What's Hot

Nassim Nicholas Taleb's blog, an inspiring read | Incerto


Monday, February 5, 2018

Auditing Control Effectiveness

Not all controls are designed equal, not all risks are equal that we know to be a potential truism, but the deviation between these two places nearly always leaves some organisations exposed.


Control Effectiveness
How a typically bad audit plays out: Before auditors assess internal control effectiveness, they usually start out with some loose definition of the concept, perhaps something that goes along the following lines ... "Control Effectiveness is a process for assuring achievement of an organisation's objectives in operational effectiveness and efficiency, reliable financial reporting, and compliance with laws". This candidate for an internal control definition can be found here [LINK].

Then after defining the superficial, the team of reviewers enter a business unit and hunt for controls without risks. In effect, they are attempting to assess whether general things are 'effective' against an empty scope. It's a good business of bad governance and a lot of people are doing it.

The problem with this unfastened approach to auditing is that a single and empty definition won't help auditors with the purposeful assessment of an outcome. We have to remember, many risks, certainly the serious ones give us little experience or at best, only historical statistics.

What's worse is that without considering the state in which a control should be adequate, i.e. when you really need it, when you are facing a threat head-on, you never really know whether your state of preparedness is even designed correctly, let alone sufficient for the situation at hand. It's a dilemma of not living the risk, but just hypothesising about it and such oversight isn't worth paying too much for in my opinion.

This method of working is potentially horrible and it results in the persistence of ridiculous business practices so that internal audit can elevate itself into a bureaucracy.




In our images, we can perceive a fire exit that is laden with obstructions as perhaps not being the most effective, whatever that outcome truly feels like. However, if we look at the fire exit on the left image, it may appear effective and ready to go but it is probably not even fit for purpose from the outset. For what it's worth, all the controls we have shown are a fail.

Assessing Controls
Assessing controls should be a purposeful exercise one would hope, an exercise that is objective rather than subjective and consequently when we witness any of the following being stated in an audit report, we need to accept the assessment process is potentially originating from that broken bureaucratic ideological corner.

1. The control is 100% effective --> Busted mentality
2. There is no risk here --> Busted mentality
3. Residual risk is zero --> Busted mentality 
4. When can you turn a control off?
5. There have been no events --> People only see risk after an event has occurred 

Most solid auditors I have met would see the first three statements above as an inappropriate response to an audit, but they may also be comfortable with the fifth assertion: "There have been no events" or should we say, thank goodness there have been no events.

Good Risk~Control should accept that a risk is an event, but also it's just as much a state of being.

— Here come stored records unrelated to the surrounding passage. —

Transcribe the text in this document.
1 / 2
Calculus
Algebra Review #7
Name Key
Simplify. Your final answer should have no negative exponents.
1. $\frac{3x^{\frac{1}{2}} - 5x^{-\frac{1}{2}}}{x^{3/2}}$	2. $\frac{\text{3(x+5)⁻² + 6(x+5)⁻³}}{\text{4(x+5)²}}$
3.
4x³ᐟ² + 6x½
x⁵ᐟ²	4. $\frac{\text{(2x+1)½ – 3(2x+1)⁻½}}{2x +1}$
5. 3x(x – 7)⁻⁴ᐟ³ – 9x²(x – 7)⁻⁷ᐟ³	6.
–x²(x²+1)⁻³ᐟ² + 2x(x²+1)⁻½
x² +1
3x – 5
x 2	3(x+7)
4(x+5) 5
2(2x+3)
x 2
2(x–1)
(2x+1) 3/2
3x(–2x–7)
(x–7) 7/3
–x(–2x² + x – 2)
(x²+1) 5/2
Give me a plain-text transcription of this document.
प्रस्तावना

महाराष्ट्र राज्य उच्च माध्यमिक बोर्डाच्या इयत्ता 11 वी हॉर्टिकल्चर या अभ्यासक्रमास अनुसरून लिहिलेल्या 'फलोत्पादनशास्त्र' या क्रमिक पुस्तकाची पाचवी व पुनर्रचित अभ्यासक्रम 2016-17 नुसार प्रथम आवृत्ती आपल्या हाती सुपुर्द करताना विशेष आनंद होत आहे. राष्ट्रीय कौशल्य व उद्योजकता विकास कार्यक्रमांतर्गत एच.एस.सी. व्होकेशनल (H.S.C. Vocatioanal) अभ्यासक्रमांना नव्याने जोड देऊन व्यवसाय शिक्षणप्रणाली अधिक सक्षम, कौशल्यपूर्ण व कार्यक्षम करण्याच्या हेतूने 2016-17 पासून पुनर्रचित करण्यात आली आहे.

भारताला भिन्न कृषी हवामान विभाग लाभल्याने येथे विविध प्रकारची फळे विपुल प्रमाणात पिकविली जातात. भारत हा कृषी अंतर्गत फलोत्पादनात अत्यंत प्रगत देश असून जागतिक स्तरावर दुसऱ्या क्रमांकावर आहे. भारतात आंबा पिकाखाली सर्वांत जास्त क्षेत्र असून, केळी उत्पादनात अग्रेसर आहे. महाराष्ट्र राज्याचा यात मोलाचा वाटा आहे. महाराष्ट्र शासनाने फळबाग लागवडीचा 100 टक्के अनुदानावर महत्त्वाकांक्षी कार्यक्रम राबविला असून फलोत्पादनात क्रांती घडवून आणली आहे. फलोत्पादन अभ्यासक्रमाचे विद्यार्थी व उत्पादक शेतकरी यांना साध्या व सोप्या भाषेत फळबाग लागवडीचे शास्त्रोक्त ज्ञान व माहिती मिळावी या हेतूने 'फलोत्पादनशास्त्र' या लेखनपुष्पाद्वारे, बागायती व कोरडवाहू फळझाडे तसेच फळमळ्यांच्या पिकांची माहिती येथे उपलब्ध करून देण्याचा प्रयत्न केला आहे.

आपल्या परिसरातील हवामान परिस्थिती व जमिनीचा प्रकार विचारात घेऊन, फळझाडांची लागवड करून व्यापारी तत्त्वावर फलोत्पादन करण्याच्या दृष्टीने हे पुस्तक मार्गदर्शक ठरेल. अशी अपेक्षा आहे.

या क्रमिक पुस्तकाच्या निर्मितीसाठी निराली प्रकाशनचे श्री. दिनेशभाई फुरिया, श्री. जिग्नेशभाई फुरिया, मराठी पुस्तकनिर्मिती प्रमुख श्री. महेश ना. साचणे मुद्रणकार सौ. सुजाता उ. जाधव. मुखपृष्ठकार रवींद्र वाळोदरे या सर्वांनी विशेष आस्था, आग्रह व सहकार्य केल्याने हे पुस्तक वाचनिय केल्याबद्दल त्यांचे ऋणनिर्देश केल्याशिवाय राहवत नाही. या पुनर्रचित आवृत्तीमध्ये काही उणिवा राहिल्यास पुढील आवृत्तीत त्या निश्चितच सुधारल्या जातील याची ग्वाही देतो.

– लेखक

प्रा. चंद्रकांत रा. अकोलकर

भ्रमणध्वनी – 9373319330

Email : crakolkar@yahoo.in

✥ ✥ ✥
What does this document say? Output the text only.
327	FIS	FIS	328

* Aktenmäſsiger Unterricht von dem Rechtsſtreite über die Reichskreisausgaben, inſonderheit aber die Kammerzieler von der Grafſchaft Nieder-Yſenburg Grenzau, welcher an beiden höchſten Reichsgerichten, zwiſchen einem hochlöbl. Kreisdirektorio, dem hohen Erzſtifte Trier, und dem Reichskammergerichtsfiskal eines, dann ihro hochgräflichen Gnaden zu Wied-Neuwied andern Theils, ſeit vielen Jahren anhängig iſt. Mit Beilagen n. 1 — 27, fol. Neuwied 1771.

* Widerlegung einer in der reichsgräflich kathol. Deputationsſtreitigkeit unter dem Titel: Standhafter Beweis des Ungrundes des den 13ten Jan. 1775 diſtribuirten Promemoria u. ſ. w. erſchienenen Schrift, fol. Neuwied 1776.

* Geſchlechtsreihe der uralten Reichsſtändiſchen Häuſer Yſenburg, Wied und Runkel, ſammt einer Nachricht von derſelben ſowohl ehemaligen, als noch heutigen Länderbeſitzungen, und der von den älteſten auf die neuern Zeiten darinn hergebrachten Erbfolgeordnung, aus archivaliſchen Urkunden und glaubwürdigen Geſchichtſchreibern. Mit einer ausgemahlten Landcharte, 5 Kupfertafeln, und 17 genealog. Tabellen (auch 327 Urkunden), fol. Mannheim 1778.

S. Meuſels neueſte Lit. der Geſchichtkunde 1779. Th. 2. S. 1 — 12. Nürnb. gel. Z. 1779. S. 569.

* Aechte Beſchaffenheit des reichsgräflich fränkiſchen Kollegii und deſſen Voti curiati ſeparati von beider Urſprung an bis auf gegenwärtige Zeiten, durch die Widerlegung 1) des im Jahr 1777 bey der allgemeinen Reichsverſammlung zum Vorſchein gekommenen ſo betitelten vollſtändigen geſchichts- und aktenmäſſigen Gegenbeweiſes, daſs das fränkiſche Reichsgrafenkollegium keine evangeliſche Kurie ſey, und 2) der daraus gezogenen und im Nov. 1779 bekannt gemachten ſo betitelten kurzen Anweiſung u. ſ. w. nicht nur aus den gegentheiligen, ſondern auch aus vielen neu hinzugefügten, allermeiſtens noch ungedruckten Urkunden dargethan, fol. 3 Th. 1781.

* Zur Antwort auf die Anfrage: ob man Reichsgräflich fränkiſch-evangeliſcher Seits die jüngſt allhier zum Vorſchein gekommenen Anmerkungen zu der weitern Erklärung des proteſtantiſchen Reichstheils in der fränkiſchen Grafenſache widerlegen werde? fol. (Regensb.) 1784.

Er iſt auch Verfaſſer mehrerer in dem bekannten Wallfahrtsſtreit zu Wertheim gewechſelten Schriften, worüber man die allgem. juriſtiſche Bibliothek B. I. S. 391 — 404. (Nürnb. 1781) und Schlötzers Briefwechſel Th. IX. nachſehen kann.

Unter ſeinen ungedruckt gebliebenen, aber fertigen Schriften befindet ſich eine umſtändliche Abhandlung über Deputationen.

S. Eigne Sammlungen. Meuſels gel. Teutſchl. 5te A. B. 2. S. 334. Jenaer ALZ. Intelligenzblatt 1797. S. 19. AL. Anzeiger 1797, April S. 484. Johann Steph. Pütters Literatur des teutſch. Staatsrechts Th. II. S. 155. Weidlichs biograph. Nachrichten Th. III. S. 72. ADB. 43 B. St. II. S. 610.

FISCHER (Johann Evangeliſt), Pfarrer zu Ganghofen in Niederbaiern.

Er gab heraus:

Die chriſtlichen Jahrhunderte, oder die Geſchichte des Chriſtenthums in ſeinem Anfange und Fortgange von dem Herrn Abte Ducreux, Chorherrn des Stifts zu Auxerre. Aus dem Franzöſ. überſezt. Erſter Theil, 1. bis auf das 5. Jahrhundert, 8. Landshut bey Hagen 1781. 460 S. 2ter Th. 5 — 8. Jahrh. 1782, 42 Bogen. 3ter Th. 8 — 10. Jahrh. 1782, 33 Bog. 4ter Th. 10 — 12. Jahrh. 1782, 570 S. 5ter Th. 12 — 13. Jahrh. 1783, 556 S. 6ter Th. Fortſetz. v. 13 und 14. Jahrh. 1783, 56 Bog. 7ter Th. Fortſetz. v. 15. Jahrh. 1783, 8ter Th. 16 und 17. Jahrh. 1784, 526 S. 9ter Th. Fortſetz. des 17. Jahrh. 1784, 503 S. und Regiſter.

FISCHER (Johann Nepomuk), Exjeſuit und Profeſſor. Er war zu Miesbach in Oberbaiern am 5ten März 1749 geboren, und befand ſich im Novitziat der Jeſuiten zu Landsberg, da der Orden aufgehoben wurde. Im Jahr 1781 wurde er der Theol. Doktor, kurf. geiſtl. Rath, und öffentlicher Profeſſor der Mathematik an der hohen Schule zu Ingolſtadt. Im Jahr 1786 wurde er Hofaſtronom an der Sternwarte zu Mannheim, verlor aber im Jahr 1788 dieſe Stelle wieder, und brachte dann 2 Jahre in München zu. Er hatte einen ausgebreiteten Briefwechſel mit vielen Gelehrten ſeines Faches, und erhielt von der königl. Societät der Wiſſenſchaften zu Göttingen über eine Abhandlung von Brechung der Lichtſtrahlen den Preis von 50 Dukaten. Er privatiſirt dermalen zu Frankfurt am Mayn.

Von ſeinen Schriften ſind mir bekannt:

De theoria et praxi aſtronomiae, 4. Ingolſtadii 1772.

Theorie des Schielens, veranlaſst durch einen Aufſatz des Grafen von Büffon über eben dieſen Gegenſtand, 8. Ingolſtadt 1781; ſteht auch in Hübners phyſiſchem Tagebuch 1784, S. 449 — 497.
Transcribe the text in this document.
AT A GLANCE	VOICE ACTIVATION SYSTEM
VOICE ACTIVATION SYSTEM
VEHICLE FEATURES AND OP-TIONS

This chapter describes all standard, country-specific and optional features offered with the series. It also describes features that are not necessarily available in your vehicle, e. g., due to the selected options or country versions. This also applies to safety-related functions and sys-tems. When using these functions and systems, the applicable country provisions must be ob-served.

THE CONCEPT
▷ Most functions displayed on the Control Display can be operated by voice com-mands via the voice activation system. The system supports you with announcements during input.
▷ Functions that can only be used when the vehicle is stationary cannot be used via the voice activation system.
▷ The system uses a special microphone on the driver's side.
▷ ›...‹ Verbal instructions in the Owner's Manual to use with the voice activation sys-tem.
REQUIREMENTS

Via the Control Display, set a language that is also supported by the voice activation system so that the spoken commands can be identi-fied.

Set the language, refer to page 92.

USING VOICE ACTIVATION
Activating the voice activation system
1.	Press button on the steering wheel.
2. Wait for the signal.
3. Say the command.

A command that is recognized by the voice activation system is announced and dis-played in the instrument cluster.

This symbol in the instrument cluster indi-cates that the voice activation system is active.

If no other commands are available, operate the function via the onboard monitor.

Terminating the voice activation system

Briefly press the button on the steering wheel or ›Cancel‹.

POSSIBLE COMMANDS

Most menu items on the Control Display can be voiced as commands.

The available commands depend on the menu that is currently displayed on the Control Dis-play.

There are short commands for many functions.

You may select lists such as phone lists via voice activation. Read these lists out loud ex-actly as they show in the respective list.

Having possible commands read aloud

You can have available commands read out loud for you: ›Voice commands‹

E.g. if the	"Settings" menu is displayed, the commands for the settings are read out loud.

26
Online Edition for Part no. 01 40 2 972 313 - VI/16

It is not the luck that something hasn't occurred. Good risk management is when there are no events, and bad risk management is when something happens is a conditional type of thinking that will lead us to a blame culture and auditors need to move beyond this conceptual interpretation of control effectiveness.

Risk Response Maturity
Really robust risk~control environments moves far beyond these subtleties and would at the very least have the following in place:

A clear appreciation of potential outcomes from a portfolio of objectives. That is, good and bad responses are understood at a level that [1] why these states occur and [2] how to detect them is in the common knowledge set possessed by operators. More so, an 'engineered response' for different conditional positions is also present ~ that is 'Design Effectiveness'!

Finally, are the operators able to function as planned when the risk state changes? Do they have the capability, capacity, the authority and the confidence to effect control will define whether the control is 'Operationally Effective', and that is why we do risk assessments and drills.

So then, can we have 100% risk~control effectiveness?

Perhaps only when the control is self-healing or even better, when the objective outperforms because of a disaster rather than what is expected. Either way, all of this has to be planned and not by accident for us to say, it's 99.9996% effective.